HR 7898 – What is it?

In early 2017 former President Donald Trump passed HR 7898, the HIPAA Safe Harbor bill. This bill was designed to require the Department of Health and Human Services to encourage certain cybersecurity practices be practiced by all their covered entities and business associates. The bill aims to ensure everyone involved with handling personal health information are abiding by HIPAA security standards that are already in place and defines these as "recognized security practices." So, let's go over the details of the bill and how you can remain compliant with this new law moving forward.

What are the recognized security practices defined in this bill?

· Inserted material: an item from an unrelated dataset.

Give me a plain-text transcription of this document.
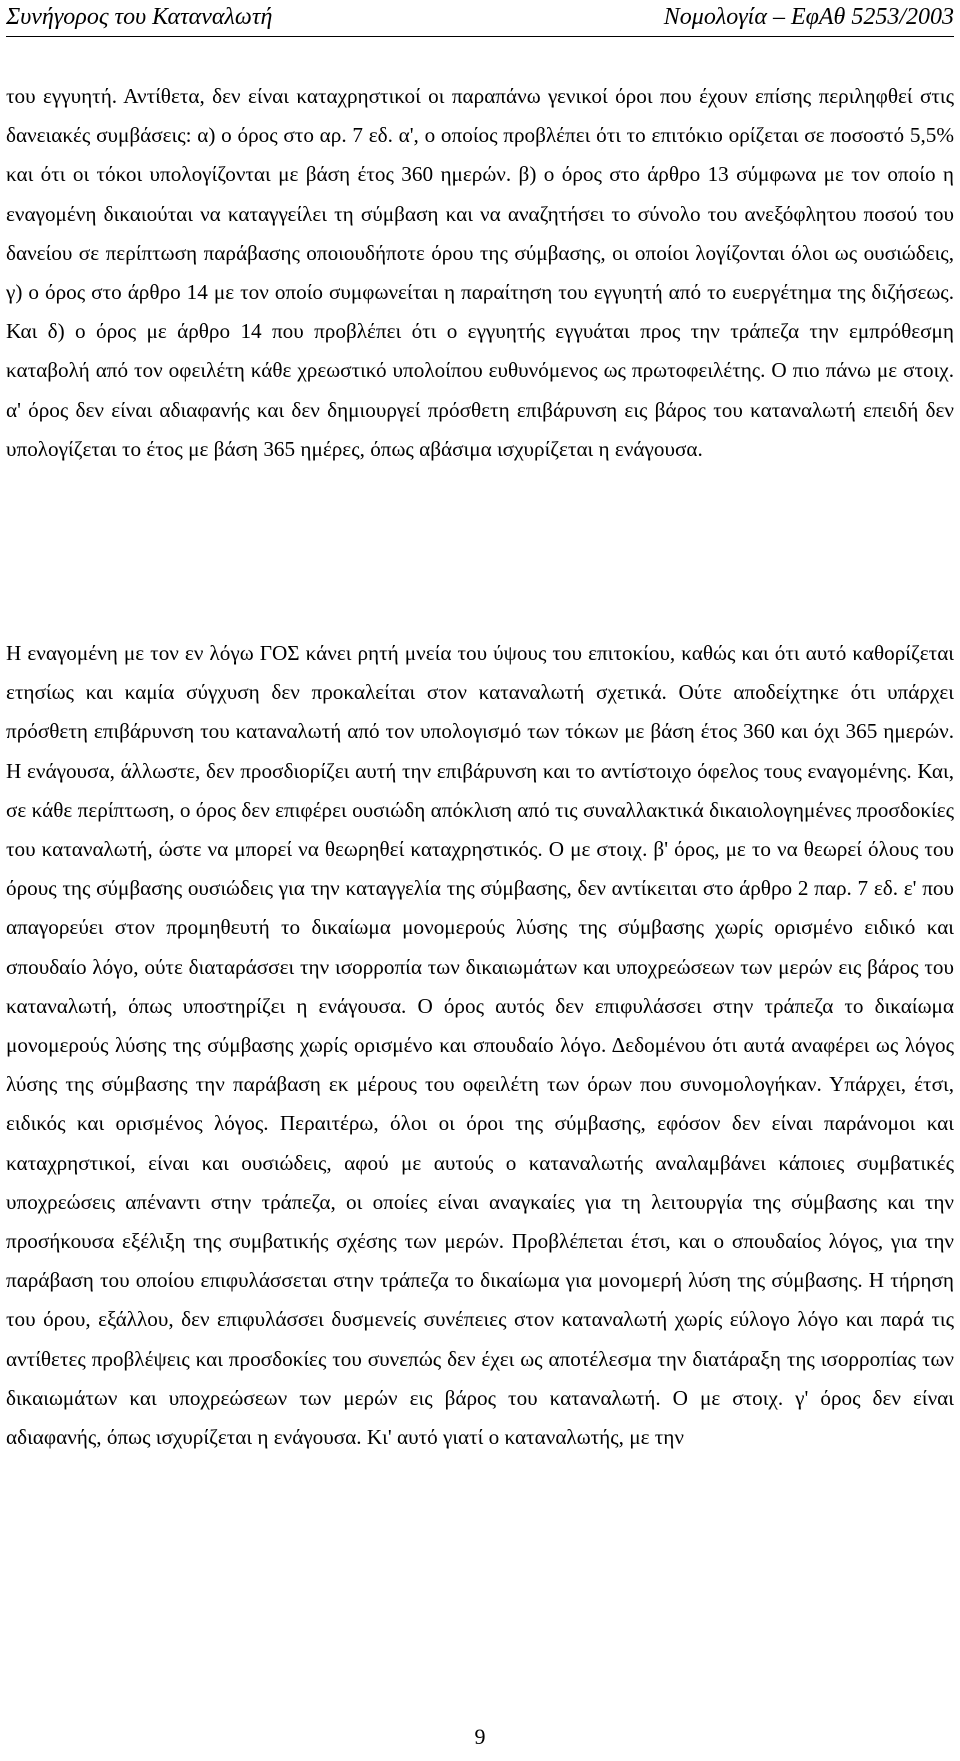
Συνήγορος του Καταναλωτή	Νομολογία – ΕφΑθ 5253/2003

του εγγυητή. Αντίθετα, δεν είναι καταχρηστικοί οι παραπάνω γενικοί όροι που έχουν επίσης περιληφθεί στις δανειακές συμβάσεις: α) ο όρος στο αρ. 7 εδ. α', ο οποίος προβλέπει ότι το επιτόκιο ορίζεται σε ποσοστό 5,5% και ότι οι τόκοι υπολογίζονται με βάση έτος 360 ημερών. β) ο όρος στο άρθρο 13 σύμφωνα με τον οποίο η εναγομένη δικαιούται να καταγγείλει τη σύμβαση και να αναζητήσει το σύνολο του ανεξόφλητου ποσού του δανείου σε περίπτωση παράβασης οποιουδήποτε όρου της σύμβασης, οι οποίοι λογίζονται όλοι ως ουσιώδεις, γ) ο όρος στο άρθρο 14 με τον οποίο συμφωνείται η παραίτηση του εγγυητή από το ευεργέτημα της διζήσεως. Και δ) ο όρος με άρθρο 14 που προβλέπει ότι ο εγγυητής εγγυάται προς την τράπεζα την εμπρόθεσμη καταβολή από τον οφειλέτη κάθε χρεωστικό υπολοίπου ευθυνόμενος ως πρωτοφειλέτης. Ο πιο πάνω με στοιχ. α' όρος δεν είναι αδιαφανής και δεν δημιουργεί πρόσθετη επιβάρυνση εις βάρος του καταναλωτή επειδή δεν υπολογίζεται το έτος με βάση 365 ημέρες, όπως αβάσιμα ισχυρίζεται η ενάγουσα.

Η εναγομένη με τον εν λόγω ΓΟΣ κάνει ρητή μνεία του ύψους του επιτοκίου, καθώς και ότι αυτό καθορίζεται ετησίως και καμία σύγχυση δεν προκαλείται στον καταναλωτή σχετικά. Ούτε αποδείχτηκε ότι υπάρχει πρόσθετη επιβάρυνση του καταναλωτή από τον υπολογισμό των τόκων με βάση έτος 360 και όχι 365 ημερών. Η ενάγουσα, άλλωστε, δεν προσδιορίζει αυτή την επιβάρυνση και το αντίστοιχο όφελος τους εναγομένης. Και, σε κάθε περίπτωση, ο όρος δεν επιφέρει ουσιώδη απόκλιση από τις συναλλακτικά δικαιολογημένες προσδοκίες του καταναλωτή, ώστε να μπορεί να θεωρηθεί καταχρηστικός. Ο με στοιχ. β' όρος, με το να θεωρεί όλους του όρους της σύμβασης ουσιώδεις για την καταγγελία της σύμβασης, δεν αντίκειται στο άρθρο 2 παρ. 7 εδ. ε' που απαγορεύει στον προμηθευτή το δικαίωμα μονομερούς λύσης της σύμβασης χωρίς ορισμένο ειδικό και σπουδαίο λόγο, ούτε διαταράσσει την ισορροπία των δικαιωμάτων και υποχρεώσεων των μερών εις βάρος του καταναλωτή, όπως υποστηρίζει η ενάγουσα. Ο όρος αυτός δεν επιφυλάσσει στην τράπεζα το δικαίωμα μονομερούς λύσης της σύμβασης χωρίς ορισμένο και σπουδαίο λόγο. Δεδομένου ότι αυτά αναφέρει ως λόγος λύσης της σύμβασης την παράβαση εκ μέρους του οφειλέτη των όρων που συνομολογήκαν. Υπάρχει, έτσι, ειδικός και ορισμένος λόγος. Περαιτέρω, όλοι οι όροι της σύμβασης, εφόσον δεν είναι παράνομοι και καταχρηστικοί, είναι και ουσιώδεις, αφού με αυτούς ο καταναλωτής αναλαμβάνει κάποιες συμβατικές υποχρεώσεις απέναντι στην τράπεζα, οι οποίες είναι αναγκαίες για τη λειτουργία της σύμβασης και την προσήκουσα εξέλιξη της συμβατικής σχέσης των μερών. Προβλέπεται έτσι, και ο σπουδαίος λόγος, για την παράβαση του οποίου επιφυλάσσεται στην τράπεζα το δικαίωμα για μονομερή λύση της σύμβασης. Η τήρηση του όρου, εξάλλου, δεν επιφυλάσσει δυσμενείς συνέπειες στον καταναλωτή χωρίς εύλογο λόγο και παρά τις αντίθετες προβλέψεις και προσδοκίες του συνεπώς δεν έχει ως αποτέλεσμα την διατάραξη της ισορροπίας των δικαιωμάτων και υποχρεώσεων των μερών εις βάρος του καταναλωτή. Ο με στοιχ. γ' όρος δεν είναι αδιαφανής, όπως ισχυρίζεται η ενάγουσα. Κι' αυτό γιατί ο καταναλωτής, με την

9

The bill defines these security practices as:

  • Standards, guidelines, best practices, methodologies, procedures, and processes developed under the National Institute of Standards and Technology Act (NIST Act).
  • The cybersecurity practices developed under section 405(d) of the Cybersecurity Act of 2015.
  • Programs and practices that are developed in, recognized by, or set forth in federal laws other than HIPAA.

This standards are already defined by other institutions like the NIST and others. Although in theory you should already be doing these things, the government has decided to incentivize good practice.

What benefits come with best cybersecurity practices?

The proposed bill will recommend that considerations be taken when fining institutions based on their adherence to this bill. The bill will ask regulatory institutions to consider if the violator has followed the is following these guidelines, then fines should be lower and the length and extent of the audit shortened.

The fines associated with violating HIPAA standards can be hefty, but if showing a good faith effort can help lower those then it may be worth the extra effort. So, be sure that all your covered entities and other business associates are abiding by all existing cybersecurity standards defined in HR 7898.